In a way, it probably helped you to pinpoint aspects of your writing style that weren’t so clear when you have free reign over length. Sometimes restrictions can be creatively inspiring. One restriction that you face now is locale. The band is a bit spread out now, with members living in different locations, have you found this to be challenging?
It definitely complicates things but we are pretty committed to making it work. Nick has always been living outside of Detroit, but now I’ve been living in Western Michigan since late 2014. We all commute down to Cleveland once a month to practice together and then practice on our own too (playing build-up solo could not be more boring, haha). Driving 300 miles for band practice isn’t ideal, but I’d rather be slightly inconvenienced to play music with the right people. I’ve been in bands with these guys for over 11 years now. Not being in a band with them would just be weird at this point.
After the tour what do you have lined up?

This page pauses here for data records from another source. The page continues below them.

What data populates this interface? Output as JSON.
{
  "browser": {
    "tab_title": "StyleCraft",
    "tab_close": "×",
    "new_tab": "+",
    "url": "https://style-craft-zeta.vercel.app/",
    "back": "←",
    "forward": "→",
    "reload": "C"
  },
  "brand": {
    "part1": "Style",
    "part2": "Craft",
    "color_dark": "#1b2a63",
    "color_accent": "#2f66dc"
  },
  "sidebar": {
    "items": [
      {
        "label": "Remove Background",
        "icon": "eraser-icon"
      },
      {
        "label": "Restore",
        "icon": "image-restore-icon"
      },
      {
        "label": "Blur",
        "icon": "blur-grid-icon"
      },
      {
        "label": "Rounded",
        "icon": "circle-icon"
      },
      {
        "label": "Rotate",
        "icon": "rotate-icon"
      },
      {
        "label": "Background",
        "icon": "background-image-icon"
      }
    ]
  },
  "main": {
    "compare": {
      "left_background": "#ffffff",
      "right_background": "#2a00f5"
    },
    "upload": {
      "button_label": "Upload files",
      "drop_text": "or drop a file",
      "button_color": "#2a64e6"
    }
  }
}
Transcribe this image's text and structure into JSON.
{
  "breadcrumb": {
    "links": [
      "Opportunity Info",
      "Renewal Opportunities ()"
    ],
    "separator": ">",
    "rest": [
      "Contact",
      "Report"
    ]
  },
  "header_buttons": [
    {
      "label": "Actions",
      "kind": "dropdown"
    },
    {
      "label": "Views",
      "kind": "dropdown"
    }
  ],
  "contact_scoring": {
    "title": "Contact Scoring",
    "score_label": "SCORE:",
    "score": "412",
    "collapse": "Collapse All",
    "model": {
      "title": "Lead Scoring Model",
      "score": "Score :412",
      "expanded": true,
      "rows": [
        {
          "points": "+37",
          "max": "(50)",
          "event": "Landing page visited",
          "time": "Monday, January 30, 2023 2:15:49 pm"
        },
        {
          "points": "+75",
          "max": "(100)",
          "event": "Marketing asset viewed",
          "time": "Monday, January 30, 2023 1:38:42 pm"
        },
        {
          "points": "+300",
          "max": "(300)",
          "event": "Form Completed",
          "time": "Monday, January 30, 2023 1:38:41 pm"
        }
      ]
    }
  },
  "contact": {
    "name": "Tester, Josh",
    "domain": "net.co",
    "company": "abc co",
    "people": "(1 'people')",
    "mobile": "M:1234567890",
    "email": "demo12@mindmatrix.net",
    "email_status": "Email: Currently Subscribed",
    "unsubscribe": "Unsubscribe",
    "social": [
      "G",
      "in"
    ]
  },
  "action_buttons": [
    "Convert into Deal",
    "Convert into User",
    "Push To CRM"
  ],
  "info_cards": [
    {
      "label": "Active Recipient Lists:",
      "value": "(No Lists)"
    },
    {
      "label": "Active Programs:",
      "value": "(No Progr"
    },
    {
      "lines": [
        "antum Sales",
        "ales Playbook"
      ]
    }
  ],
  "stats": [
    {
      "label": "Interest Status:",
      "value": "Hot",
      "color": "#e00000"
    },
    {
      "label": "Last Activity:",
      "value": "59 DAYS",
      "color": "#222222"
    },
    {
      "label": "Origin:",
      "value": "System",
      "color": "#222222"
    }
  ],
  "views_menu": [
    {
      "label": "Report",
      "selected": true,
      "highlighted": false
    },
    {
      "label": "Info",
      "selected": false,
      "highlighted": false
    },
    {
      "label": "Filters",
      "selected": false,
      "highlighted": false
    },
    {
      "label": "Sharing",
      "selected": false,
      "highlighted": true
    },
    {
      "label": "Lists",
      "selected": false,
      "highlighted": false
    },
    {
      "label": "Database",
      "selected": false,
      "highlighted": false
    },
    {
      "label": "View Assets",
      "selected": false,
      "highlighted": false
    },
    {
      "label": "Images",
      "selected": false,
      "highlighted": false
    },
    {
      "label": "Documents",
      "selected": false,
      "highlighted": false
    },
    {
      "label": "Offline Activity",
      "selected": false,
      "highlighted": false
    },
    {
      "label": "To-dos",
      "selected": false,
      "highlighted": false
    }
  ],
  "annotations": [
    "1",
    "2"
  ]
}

After tour we have to record our next LP Friedrich, finishing what we started with Men As Trees years ago. He was a German Landscape painter that had so much great material that we changed our two-song EP into a 7-8 song LP. This album will be a little different for us too since it will be a narrative. We will use all his works to tell a cohesive story from start to finish. We’re excited about it and happy with the direction the album has taken. Hopefully that is recorded and released before the end of 2015. After that, the future is very open. We’d love to tour to support Friedrich, maybe finally make it to the west coast….or the south….or back to Europe..or maybe even SE Asia..Australia…who knows? There is a lot of talk among several members about starting families, so we may have to work around that, but surely we will be touring somewhere in 2016. We also have a couple musical projects outside of Locktender happening now. Jason and Frank are playing in a two-piece doom/sludge band called EARTHTAKER and I have a new pop project (yet to be named) with 2/3 of the guys from The Reptilian. Locktender will always be our priority, but it’s nice to keep playing since we live far apart. Both bands will probably start playing shows after we get back from tour.